Environnement

Le frein et l'accélérateur

Une étude menée par la firme AECOM Tecsult nous a récemment révélé que les émissions de gaz à effet de serre (GES) sur le territoire de la Communauté métropolitaine de Montréal (CMM) sont passées de 8,9  tonnes à 8,3 tonnes par habitant entre 1990 et 2006. Il s’agit là d’une diminution de presque 7 %. Selon l’étude, cette diminution s’explique surtout par l’installation de capteurs de méthane sur les sites d’enfouissement.

De tels capteurs ont notamment été disposés dans le vaste espace qui s’étend derrière les installations du Cirque du Soleil sur l’île de Montréal. Cet espace a reçu des déchets putrescibles pendant des décennies. En se décomposant en l’absence d’oxygène, la matière organique dégage du méthane. Jusqu’à récemment, ce méthane s’échappait dans l’atmosphère; aujourd’hui, on le capte et on le brûle, faisant ainsi d’une pierre deux coups. D’une part, le gaz brûlé produit de l’énergie qui est utilisée à diverses fins industrielles et commerciales; d’autre part, lorsqu’il est brûlé, le méthane est transformé en CO2, un gaz moins nocif pour l’environnement.

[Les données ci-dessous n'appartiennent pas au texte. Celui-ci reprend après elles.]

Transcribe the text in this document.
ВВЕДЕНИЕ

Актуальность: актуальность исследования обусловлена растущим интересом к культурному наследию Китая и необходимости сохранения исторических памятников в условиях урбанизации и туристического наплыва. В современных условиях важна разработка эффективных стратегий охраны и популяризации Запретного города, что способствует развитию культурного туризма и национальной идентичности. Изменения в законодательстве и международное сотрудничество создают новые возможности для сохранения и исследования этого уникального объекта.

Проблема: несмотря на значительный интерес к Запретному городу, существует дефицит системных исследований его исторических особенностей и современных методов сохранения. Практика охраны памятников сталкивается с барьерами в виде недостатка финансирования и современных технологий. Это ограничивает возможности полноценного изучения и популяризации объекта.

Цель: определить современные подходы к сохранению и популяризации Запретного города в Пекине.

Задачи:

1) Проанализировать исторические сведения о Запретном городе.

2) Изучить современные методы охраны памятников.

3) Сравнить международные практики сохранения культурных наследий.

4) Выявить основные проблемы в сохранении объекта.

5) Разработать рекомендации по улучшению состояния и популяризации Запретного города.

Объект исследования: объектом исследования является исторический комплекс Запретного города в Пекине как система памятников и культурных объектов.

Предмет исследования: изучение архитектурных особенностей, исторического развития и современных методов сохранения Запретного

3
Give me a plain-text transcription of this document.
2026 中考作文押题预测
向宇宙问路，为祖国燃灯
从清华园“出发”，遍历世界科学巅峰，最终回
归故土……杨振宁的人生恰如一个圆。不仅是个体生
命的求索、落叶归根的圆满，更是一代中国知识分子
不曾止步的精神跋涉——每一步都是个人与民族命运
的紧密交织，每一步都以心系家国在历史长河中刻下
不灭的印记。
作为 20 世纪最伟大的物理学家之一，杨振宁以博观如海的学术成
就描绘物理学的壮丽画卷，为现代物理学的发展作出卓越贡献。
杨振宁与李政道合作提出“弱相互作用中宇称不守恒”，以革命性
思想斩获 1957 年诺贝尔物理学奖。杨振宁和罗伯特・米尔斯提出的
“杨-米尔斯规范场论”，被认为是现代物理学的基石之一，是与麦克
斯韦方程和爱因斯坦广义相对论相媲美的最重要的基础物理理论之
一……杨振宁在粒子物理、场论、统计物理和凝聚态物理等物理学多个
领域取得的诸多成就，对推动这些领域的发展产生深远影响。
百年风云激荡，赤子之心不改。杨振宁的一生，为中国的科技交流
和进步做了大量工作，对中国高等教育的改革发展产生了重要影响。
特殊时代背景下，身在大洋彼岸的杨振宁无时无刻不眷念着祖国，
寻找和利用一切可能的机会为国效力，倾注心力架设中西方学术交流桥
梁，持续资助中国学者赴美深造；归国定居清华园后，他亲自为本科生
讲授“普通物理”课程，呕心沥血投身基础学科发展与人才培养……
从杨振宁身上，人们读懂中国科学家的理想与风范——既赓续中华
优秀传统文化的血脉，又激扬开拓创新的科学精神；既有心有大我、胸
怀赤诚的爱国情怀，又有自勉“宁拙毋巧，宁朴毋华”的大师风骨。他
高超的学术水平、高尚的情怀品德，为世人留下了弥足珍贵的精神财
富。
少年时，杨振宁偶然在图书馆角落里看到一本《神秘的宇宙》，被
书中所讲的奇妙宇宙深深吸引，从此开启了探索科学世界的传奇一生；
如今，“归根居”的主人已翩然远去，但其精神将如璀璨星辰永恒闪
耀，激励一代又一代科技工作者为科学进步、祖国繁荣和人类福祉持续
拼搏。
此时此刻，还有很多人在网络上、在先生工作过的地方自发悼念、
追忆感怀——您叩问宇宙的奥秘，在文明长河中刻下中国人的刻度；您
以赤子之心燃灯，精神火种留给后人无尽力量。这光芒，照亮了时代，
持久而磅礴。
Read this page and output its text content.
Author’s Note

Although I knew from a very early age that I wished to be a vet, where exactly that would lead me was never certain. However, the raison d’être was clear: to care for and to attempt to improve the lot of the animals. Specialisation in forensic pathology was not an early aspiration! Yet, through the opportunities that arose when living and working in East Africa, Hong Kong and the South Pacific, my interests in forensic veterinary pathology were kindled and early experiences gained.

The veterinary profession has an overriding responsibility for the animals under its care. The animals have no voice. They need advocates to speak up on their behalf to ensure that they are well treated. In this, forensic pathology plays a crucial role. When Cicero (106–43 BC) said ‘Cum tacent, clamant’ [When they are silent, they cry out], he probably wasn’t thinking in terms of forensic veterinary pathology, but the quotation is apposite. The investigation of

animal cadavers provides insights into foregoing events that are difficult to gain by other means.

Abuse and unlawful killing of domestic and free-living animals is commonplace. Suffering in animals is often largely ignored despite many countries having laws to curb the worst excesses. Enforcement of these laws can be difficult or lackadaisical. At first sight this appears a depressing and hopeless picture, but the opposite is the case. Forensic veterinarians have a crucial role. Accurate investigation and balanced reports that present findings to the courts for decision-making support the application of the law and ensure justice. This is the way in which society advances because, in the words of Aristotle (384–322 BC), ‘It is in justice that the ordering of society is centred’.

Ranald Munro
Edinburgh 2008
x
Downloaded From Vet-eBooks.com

Cependant, la diminution des GES dans la région métropolitaine aurait été beaucoup plus considérable si les GES émis par les voitures et les camions n’avaient pas augmenté de presque 40 % au cours de la même période!  L’Agence métropolitaine de transport et la Société de transport de Montréal se démènent comme des diables dans l’eau bénite pour améliorer en quantité et en qualité l’offre de transport en commun. Le gouvernement du Québec appuie cet effort en faisant de nouveaux investissements en transports en commun, même si les investissements dans le réseau routier obtiennent encore la part du lion. Paradoxalement, pendant que tout un chacun travaille d’arrache-pied à freiner l’élan de l’automobile solo, le (trop) puissant ministère des Transports, de son côté, semble vouloir appuyer sur l’accélérateur.

Le nouveau ministre, Sam Hamad, a déclaré qu’il n’avait pas les 3 G$ nécessaires pour réduire la capacité de l’échangeur Turcot. Avec une telle déclaration, M. Hamad semble vouloir revenir sur l’engagement de Julie Boulet, qui dirigeait le ministère avant lui. En effet, cette dernière envisageait de réduire la capacité de l’échangeur Turcot de 15 à 25 %. Vendredi dernier, pas moins de 27 organismes ont rappelé au ministre qu’il ferait bien de respecter les règles de conduite établies par sa prédécesseure.